A driver who admitted he was fatigued at the time of a frontal crash that killed a motorcyclist three years ago near Oliver was acquitted on Friday of criminal charges arising from the incident.
Daerio John Romeo, 29, was charged with dangerous driving causing death and dangerous driving causing bodily harm in the crash of July 14, 2018, which killed Paul Knight and seriously injured his wife by Knight, Ruth.
Romeo’s trial took place in the British Columbia Supreme Court in Penticton in May, and Judge Dennis Hori delivered his ruling in Kelowna on Friday.
The lawsuit heard that Knight, a 64-year-old English dentist, was on vacation in Canada at the time and was visiting the Okanagan with his wife aboard a 2018 Harley Davidson they had rented in Calgary.
Romeo was driving a 1999 Toyota Corolla sedan when he collided with the Knights’ motorcycle on a two-lane stretch of Highway 97 near Highway 18, about 10 kilometers south of Oliver.
According to an RCMP crash analyst who testified at trial, Romeo’s car was heading north when the driver’s side mirror scuffed the driver’s side of a southbound pickup truck. Then, about 1.5 seconds later, Romeo’s car collided head-on with Knight’s motorcycle in a southerly direction.
Based on physical evidence gathered at the scene, retired Corporal David Barnhart determined that the point of impact between the car and the motorcycle was only 0.26 meters from the fog line in the lane. heading south, which means Romeo’s vehicle veered deeply into oncoming traffic.
The officer also noted that there was no evidence, such as skid marks, to suggest that Romeo had taken evasive action before either collision.
“The lack of physical evidence is indicative of non-cognitive driving, which can be due to many reasons: whether there is impaired driving, distracted driving, or the driver has fallen asleep,” Barnhart explained. .
Another RCMP officer who attended the scene testified that Romeo, after being pulled from his car by rescue teams, admitted he was not at his best.
“I think fatigue caused the accident. I was tired, ”Romeo told the officer.
Based on this evidence, the Crown also called as witnesses a couple who encountered Romeo driving irregularly on nearby Highway 3 between Keremeos and Osoyoos about an hour before the crash.

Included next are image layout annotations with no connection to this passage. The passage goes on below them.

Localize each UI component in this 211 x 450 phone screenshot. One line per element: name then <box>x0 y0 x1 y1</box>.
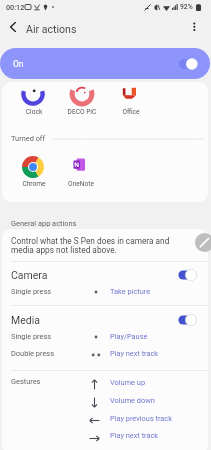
staticText: 92% <box>180 3 193 11</box>
staticText: OneNote <box>51 180 111 188</box>
staticText: Media <box>11 314 40 326</box>
staticText: Turned off <box>11 134 46 143</box>
button[interactable] <box>107 81 153 114</box>
staticText: Chrome <box>4 180 64 188</box>
button[interactable] <box>10 81 56 114</box>
button[interactable] <box>2 306 208 368</box>
button[interactable] <box>11 410 208 428</box>
staticText: Clock <box>4 108 64 116</box>
button[interactable]: More options <box>184 17 205 38</box>
button[interactable] <box>2 262 208 305</box>
staticText: Play next track <box>110 349 159 358</box>
staticText: Play previous track <box>110 414 172 423</box>
staticText: Double press <box>11 349 54 358</box>
staticText: Play next track <box>110 431 159 440</box>
button[interactable] <box>11 427 208 445</box>
staticText: Single press <box>11 332 52 341</box>
staticText: Play/Pause <box>110 332 148 341</box>
staticText: Air actions <box>26 23 77 35</box>
staticText: On <box>13 59 24 69</box>
button[interactable] <box>10 154 56 187</box>
button[interactable]: Navigate up <box>4 17 25 38</box>
staticText: Take picture <box>110 287 151 296</box>
staticText: Volume down <box>110 396 155 405</box>
button[interactable] <box>2 229 208 260</box>
button[interactable] <box>59 81 105 114</box>
staticText: Volume up <box>110 378 146 387</box>
staticText: DECO PIC <box>52 108 112 116</box>
staticText: Camera <box>11 269 48 281</box>
staticText: Gestures <box>11 377 41 386</box>
staticText: Control what the S Pen does in camera an… <box>11 236 194 255</box>
staticText: 00:12 <box>6 3 25 11</box>
button[interactable] <box>11 392 208 410</box>
button[interactable]: Edit <box>195 233 211 252</box>
button[interactable] <box>59 154 105 187</box>
button[interactable] <box>0 48 210 79</box>
staticText: Office <box>101 108 161 116</box>
button[interactable] <box>11 373 208 391</box>
staticText: Single press <box>11 287 52 296</box>
staticText: General app actions <box>11 219 77 228</box>
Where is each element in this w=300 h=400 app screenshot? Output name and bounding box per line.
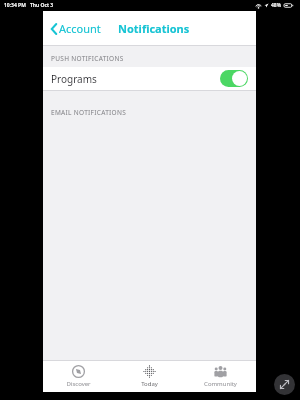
button[interactable]: Community	[185, 361, 256, 392]
button[interactable]: Discover	[43, 361, 114, 392]
staticText: 10:34 PM	[4, 2, 26, 9]
staticText: PUSH NOTIFICATIONS	[51, 54, 124, 63]
staticText: 48%	[271, 2, 282, 9]
button[interactable]: Account	[49, 17, 103, 40]
staticText: Notifications	[118, 21, 190, 36]
button[interactable]: Programs push notifications toggle	[220, 70, 248, 87]
button[interactable]: Today	[114, 361, 185, 392]
staticText: Thu Oct 3	[30, 2, 54, 9]
button[interactable]: Resize	[274, 374, 295, 395]
staticText: Account	[59, 21, 101, 36]
staticText: Today	[141, 380, 158, 388]
staticText: Community	[204, 380, 237, 388]
button[interactable]: Programs	[43, 67, 256, 90]
staticText: EMAIL NOTIFICATIONS	[51, 108, 127, 117]
staticText: Discover	[66, 380, 91, 388]
staticText: Programs	[51, 72, 97, 86]
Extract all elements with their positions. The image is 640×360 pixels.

The couple, who videotaped their 12-minute interaction and eventually called the police, watched Romeo’s car come in and out of its lane and pass vehicles on continuous double lines.
At around 1:52 p.m., the couple lost sight of Romeo when he arrived at an industrial area near Osoyoos. At 2:43 p.m., Romeo crashed into the Knights’ motorcycle about 10 km north of the industrial area.
Taken as a whole, the prosecution argued, Romeo’s failure to rest enough in Osoyoos amounted to dangerous driving. But the judge didn’t see it that way.
“The difficulty with the Crown’s argument is that while Mr. Romeo should have anticipated the risk of driving while tired, there is no evidence that Mr. Romeo did not take steps to avoid the risk. Had the Crown been able to present evidence that Mr. Romeo’s erratic conduct continued from Osoyoos until the collision, the Crown would have made a more convincing argument. However, there is no such evidence, ”Judge Hori said in his ruling.
“Given the lack of evidence, I am not convinced beyond a reasonable doubt that Mr. Romeo did not take any action during the 51 minutes to relieve his fatigue and avoid the risk of continuing to drive,” continued Hori.
“If Mr. Romeo were to leave the freeways to relieve his fatigue by taking a short nap or cooling off, I would not view his driving as a marked departure from the actions a reasonable person would take under these circumstances.”